Robotics serve the entire line for precise and sensitive handling. This both ensures first air supply and also contributes to a substantially reduced number of format parts, eliminating scrolls, guiding and any glass-to-glass contact.
With 100% in-process control (IPC) during the filling process, minimal product loss is assured, with the goal of filling every millilitre of high value product. The FFP handles vials, syringes or cartridges in ready-to-use nest or tray formats. If lyophilisation capabilities are necessary, an integrated module is available.
“One of the strengths of the FFP is the Pharma Handling Unit, our four-axis robot developed by Syntegon that allows safe and gentle transport. It transfers the containers from one station to the next without glass-to-glass contact. The laminar flow-optimised design ensures that the air flow, also known as “first air supply,” reaches the containers and flows around them without obstruction,” says Klaus Ullherr, Senior Product Manager at Syntegon.
The future of pharmaceutical filling
As more and more pharmaceutical manufacturers invest in high value, small batch ATMPs in their development pipelines, industry experts recognise that personalised medicine is not a fad; it’s here to stay.
Downstream manufacturing suppliers need to adapt to the requirements of this evolving market, in which flexibility is a necessity.
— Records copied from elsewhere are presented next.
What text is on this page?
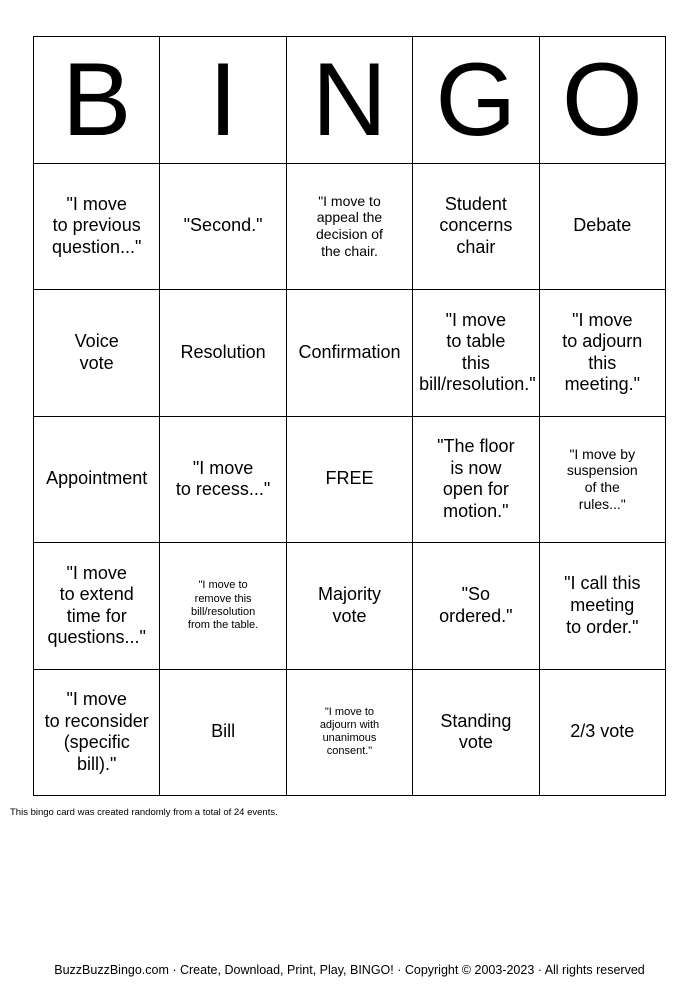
B	I	N	G	O
"I move
to previous
question..."	"Second."	"I move to
appeal the
decision of
the chair.	Student
concerns
chair	Debate
Voice
vote	Resolution	Confirmation	"I move
to table
this
bill/resolution."	"I move
to adjourn
this
meeting."
Appointment	"I move
to recess..."	FREE	"The floor
is now
open for
motion."	"I move by
suspension
of the
rules..."
"I move
to extend
time for
questions..."	"I move to
remove this
bill/resolution
from the table.	Majority
vote	"So
ordered."	"I call this
meeting
to order."
"I move
to reconsider
(specific
bill)."	Bill	"I move to
adjourn with
unanimous
consent."	Standing
vote	2/3 vote
This bingo card was created randomly from a total of 24 events.
BuzzBuzzBingo.com · Create, Download, Print, Play, BINGO! · Copyright © 2003-2023 · All rights reserved
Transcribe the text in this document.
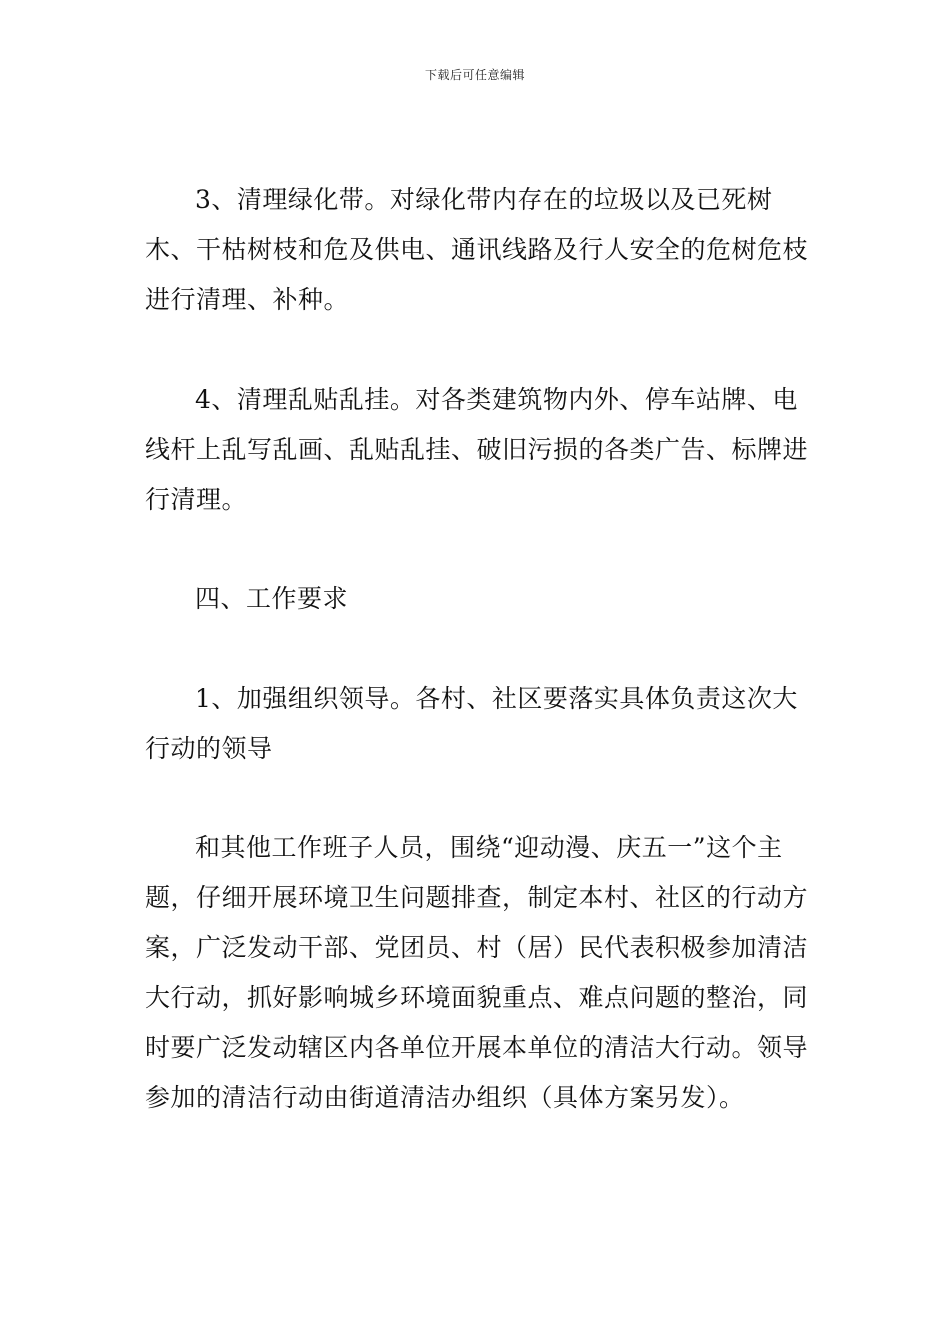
下载后可任意编辑

3、清理绿化带。对绿化带内存在的垃圾以及已死树木、干枯树枝和危及供电、通讯线路及行人安全的危树危枝进行清理、补种。

4、清理乱贴乱挂。对各类建筑物内外、停车站牌、电线杆上乱写乱画、乱贴乱挂、破旧污损的各类广告、标牌进行清理。

四、工作要求

1、加强组织领导。各村、社区要落实具体负责这次大行动的领导

和其他工作班子人员，围绕“迎动漫、庆五一”这个主题，仔细开展环境卫生问题排查，制定本村、社区的行动方案，广泛发动干部、党团员、村（居）民代表积极参加清洁大行动，抓好影响城乡环境面貌重点、难点问题的整治，同时要广泛发动辖区内各单位开展本单位的清洁大行动。领导参加的清洁行动由街道清洁办组织（具体方案另发）。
The introduction of the Versynta product line by Syntegon is just another example of future-focused innovation that stems from real-world needs.
Although the FFP addresses the larger end of the small batch filling range, Syntegon recognises that personalised medicine continues to drive smaller and smaller batch sizes.
In the near future, Versynta microBatch will address the need for a fully automated, gloveless isolator work cell for exceptionally small batch filling.